Poppenberg observa que la aparición y generalización del tema del pacto con el diablo es un rasgo típico de la Edad moderna. A menudo —advierte— se ha diagnosticado la secularización como el fenómeno más específico de la primera modernidad. Las ideas y temas que surgen entonces son contrafacta profanos de conceptos teológicos: Satán es el príncipe de este mundo y los pactos humanos con el diablo son una mundanización, es decir una satanización del pacto divino con el adversario del que deriva toda la historia universal como historia sagrada, articulación de caída y redención.

La forma dramática y alegórica de los autos no es pues, intenta demostrar Poppenberg, una vestidura inerte o un adorno arbitrario de su «asunto», la doctrina católica de la Eucaristía. La Eucaristía es en sí misma asunto dramático, en cuanto que implica una relación compleja entre el Bien y el Mal, entre Dios y el Diablo, compleja porque el Mal no es un enemigo que viene de fuera, sino algo que tiene su fundamento en Dios, que es necesario para la realización del plan divino y que sin embargo debe ser vencido y finalmente expulsado. Ahora bien: el enemigo doméstico, el enemigo que es otro yo, es el agente dramático por excelencia, como se hace patente en la tragedia griega y en su comentario aristotélico.

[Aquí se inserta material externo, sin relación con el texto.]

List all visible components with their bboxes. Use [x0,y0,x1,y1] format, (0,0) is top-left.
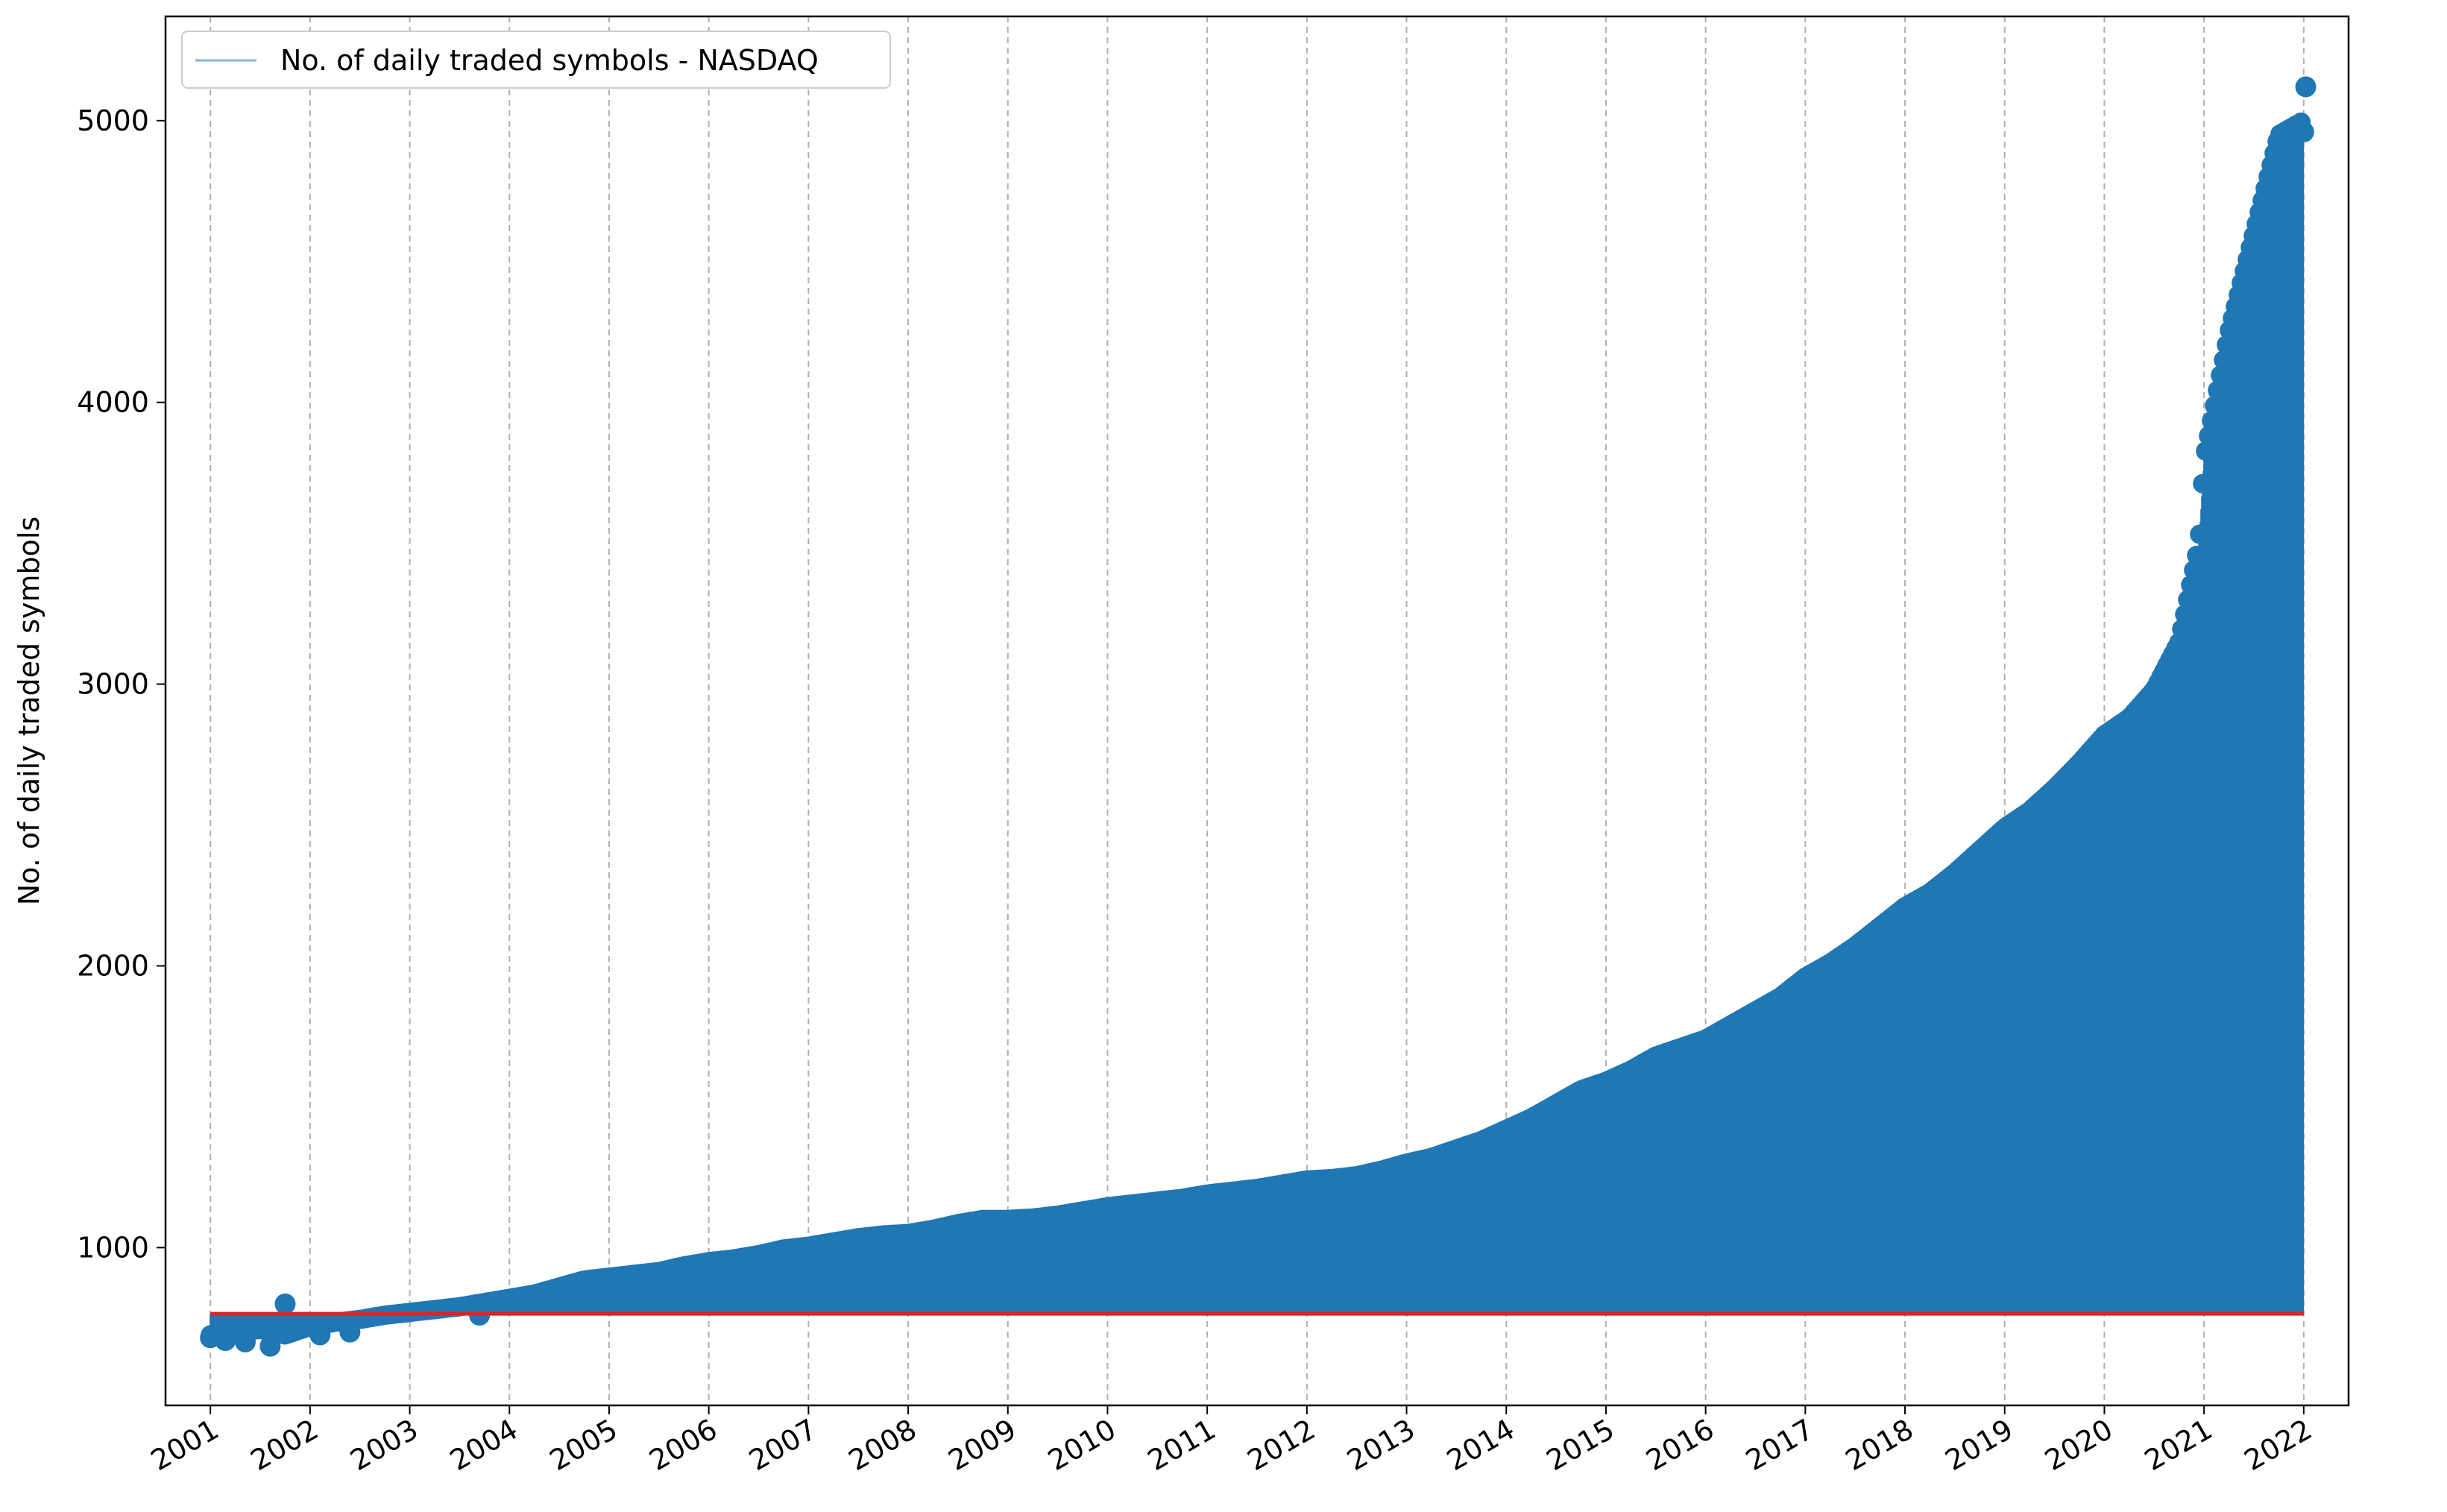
x-tick-label: 2021 [2139,1413,2218,1477]
x-tick-label: 2010 [1042,1413,1121,1477]
outlier-point-9 [2293,121,2314,142]
x-tick-label: 2020 [2039,1413,2118,1477]
stem-lines [210,121,2305,1335]
y-tick-label: 3000 [77,668,149,701]
y-tick-label: 4000 [77,386,149,419]
x-tick-label: 2017 [1740,1413,1819,1477]
outlier-point-2 [234,1331,256,1352]
x-tick-label: 2015 [1541,1413,1620,1477]
x-tick-label: 2006 [643,1413,722,1477]
x-axis-ticks: 2001 2002 2003 2004 2005 2006 2007 2008 2009 2010… [145,1405,2317,1477]
outlier-point-4 [274,1293,296,1314]
x-tick-label: 2011 [1142,1413,1221,1477]
y-tick-label: 2000 [77,949,149,982]
outlier-point-5 [309,1324,331,1346]
y-axis-label: No. of daily traded symbols [13,517,45,906]
plot-frame [164,15,2350,1407]
x-tick-label: 2014 [1441,1413,1520,1477]
outlier-point-6 [339,1321,361,1343]
y-tick-label: 1000 [77,1231,149,1264]
outlier-point-3 [259,1335,281,1357]
x-tick-label: 2022 [2239,1413,2318,1477]
x-tick-label: 2007 [743,1413,822,1477]
x-tick-label: 2005 [544,1413,623,1477]
x-tick-label: 2009 [942,1413,1021,1477]
x-tick-label: 2018 [1840,1413,1919,1477]
y-axis-ticks: 1000 2000 3000 4000 5000 [77,104,166,1264]
legend-entry-label: No. of daily traded symbols - NASDAQ [280,44,819,77]
x-tick-label: 2019 [1939,1413,2018,1477]
x-tick-label: 2002 [245,1413,324,1477]
x-tick-label: 2016 [1640,1413,1719,1477]
legend-box [181,31,891,89]
outlier-point-10 [2295,76,2317,98]
x-tick-label: 2013 [1341,1413,1420,1477]
x-tick-label: 2008 [843,1413,922,1477]
x-tick-label: 2001 [145,1413,224,1477]
outlier-point-8 [2283,152,2305,174]
data-stems [210,121,2305,1335]
y-tick-label: 5000 [77,104,149,137]
outlier-point-1 [215,1330,236,1352]
x-tick-label: 2003 [344,1413,423,1477]
x-tick-label: 2012 [1242,1413,1321,1477]
x-tick-label: 2004 [444,1413,523,1477]
legend: No. of daily traded symbols - NASDAQ [181,31,891,89]
data-markers [200,76,2317,1357]
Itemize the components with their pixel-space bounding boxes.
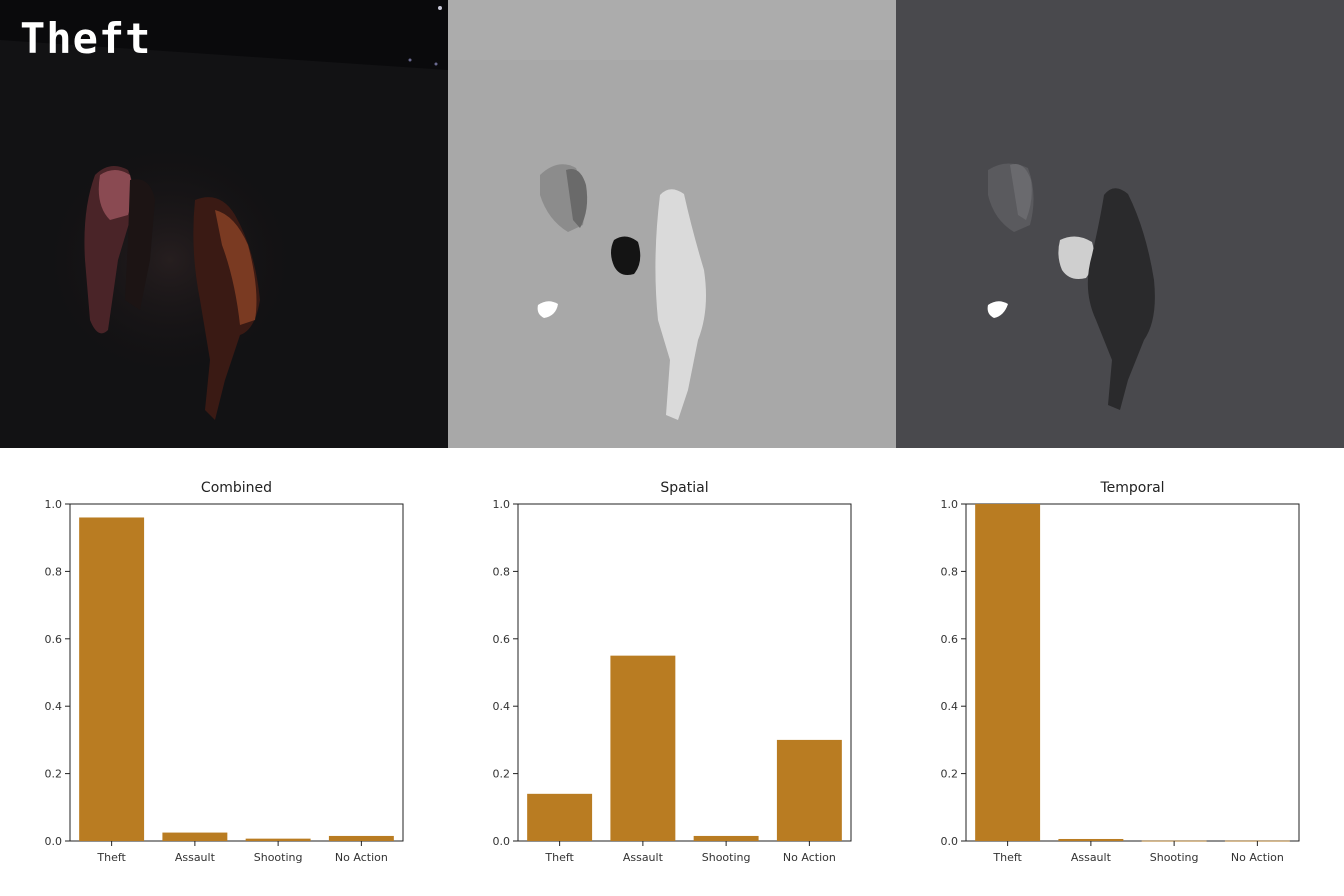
spatial-bar-assault xyxy=(610,655,676,841)
depth-map-image xyxy=(448,0,896,448)
spatial-bar-theft xyxy=(527,793,593,841)
temporal-bar-theft xyxy=(975,504,1041,841)
temporal-chart-frame xyxy=(965,503,1300,842)
spatial-ytick-label: 0.4 xyxy=(493,700,511,713)
combined-ytick-label: 0.2 xyxy=(45,768,63,781)
combined-chart-frame xyxy=(69,503,404,842)
spatial-xtick-label: Theft xyxy=(544,851,574,864)
combined-bar-no-action xyxy=(328,835,394,841)
optical-flow-image xyxy=(896,0,1344,448)
spatial-ytick-label: 0.2 xyxy=(493,768,511,781)
spatial-chart: Spatial 0.0 0.2 0.4 0.6 0.8 1.0 Theft Assault S… xyxy=(493,480,852,864)
optical-flow-panel xyxy=(896,0,1344,448)
depth-map-panel xyxy=(448,0,896,448)
spatial-ytick-label: 0.0 xyxy=(493,835,511,848)
spatial-chart-title: Spatial xyxy=(660,480,708,496)
temporal-ytick-label: 0.4 xyxy=(941,700,959,713)
combined-xtick-label: Assault xyxy=(175,851,216,864)
combined-ytick-label: 0.8 xyxy=(45,565,63,578)
combined-ytick-label: 0.4 xyxy=(45,700,63,713)
probability-charts: Combined 0.0 0.2 0.4 0.6 0.8 1.0 Theft Assault… xyxy=(45,480,1300,864)
combined-ytick-label: 0.6 xyxy=(45,633,63,646)
predicted-action-label: Theft xyxy=(20,14,152,63)
spatial-chart-frame xyxy=(517,503,852,842)
combined-bar-shooting xyxy=(245,838,311,841)
temporal-chart: Temporal 0.0 0.2 0.4 0.6 0.8 1.0 Theft Assault… xyxy=(941,480,1300,864)
temporal-chart-title: Temporal xyxy=(1099,480,1164,496)
spatial-ytick-label: 0.6 xyxy=(493,633,511,646)
spatial-ytick-label: 0.8 xyxy=(493,565,511,578)
rgb-frame-panel: Theft xyxy=(0,0,448,448)
combined-chart: Combined 0.0 0.2 0.4 0.6 0.8 1.0 Theft Assault… xyxy=(45,480,404,864)
temporal-xtick-label: Shooting xyxy=(1150,851,1199,864)
temporal-ytick-label: 0.2 xyxy=(941,768,959,781)
temporal-ytick-label: 1.0 xyxy=(941,498,959,511)
temporal-xtick-label: No Action xyxy=(1231,851,1284,864)
spatial-xtick-label: No Action xyxy=(783,851,836,864)
combined-bar-theft xyxy=(79,517,145,841)
temporal-ytick-label: 0.8 xyxy=(941,565,959,578)
spatial-bar-shooting xyxy=(693,835,759,841)
spatial-ytick-label: 1.0 xyxy=(493,498,511,511)
combined-ytick-label: 1.0 xyxy=(45,498,63,511)
spatial-bar-no-action xyxy=(776,739,842,841)
combined-xtick-label: Theft xyxy=(96,851,126,864)
spatial-xtick-label: Assault xyxy=(623,851,664,864)
temporal-ytick-label: 0.6 xyxy=(941,633,959,646)
combined-xtick-label: Shooting xyxy=(254,851,303,864)
temporal-xtick-label: Assault xyxy=(1071,851,1112,864)
combined-ytick-label: 0.0 xyxy=(45,835,63,848)
temporal-xtick-label: Theft xyxy=(992,851,1022,864)
rgb-frame-image xyxy=(0,0,448,448)
combined-bar-assault xyxy=(162,832,228,841)
temporal-ytick-label: 0.0 xyxy=(941,835,959,848)
combined-chart-title: Combined xyxy=(201,480,272,496)
temporal-bar-assault xyxy=(1058,838,1124,841)
combined-xtick-label: No Action xyxy=(335,851,388,864)
spatial-xtick-label: Shooting xyxy=(702,851,751,864)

La Eucaristía, como tal —y no a consecuencia de un revestimiento poético que le sería ajeno y arbitrariamente superpuesto— es un acto de índole dramática, en ella combate y triunfa Jesucristo disimulándose bajo las armas del adversario, haciéndose serpiente para destruir a la serpiente (en ello consiste el argumento del auto La serpiente de metal), mortal para vencer a la muerte. Esta dimensión «agonal» de la Eucaristía, que se deduce de la literatura espiritual y homilética que examina Poppenberg, estaba predestinada a un tratamiento poéticoteatral. Dicho de otro modo, no hay exposición más propia o ajustada del misterio eucarístico que la de la teología poética, la del drama alegórico.

Este drama tiene también una dimensión política, a cuya exploración se dedica la segunda parte del trabajo, titulada «El auto sacramental en el contexto de las controversias eucarísticas de los siglos XVI y XVII». Las luchas de religión de la primera Edad Moderna son ejemplares del carácter militante de la iglesia, y su figura particular es la disputa teológica sobre la Eucaristía, que trasciende y renueva el carácter «agonal» de la Cristiandad, y el combate como momento central de la Eucaristía. Por ello, en el argumento del drama eucarístico asoma con toda naturalidad la actualidad del conflicto bélico, como lo ilustra el análisis de obras como La iglesia sitiada (1636), que gira en torno a un episodio de la guerra hispano-francesa, el asalto de Terlimón en que se supone que los ejércitos franceses cometieron toda clase de vejaciones y excesos, y, peor que todos ellos, profanaron la hostia; o El socorro general (1644), obra en la que los catalanes rebeldes, con su defensa de los fueros, representan la ciega defensa judaica de la letra de la ley; o La protestación de la fe (1656), un auto que celebra la conversión al catolicismo de Cristina de Suecia como victoria de España y de la Eucaristía.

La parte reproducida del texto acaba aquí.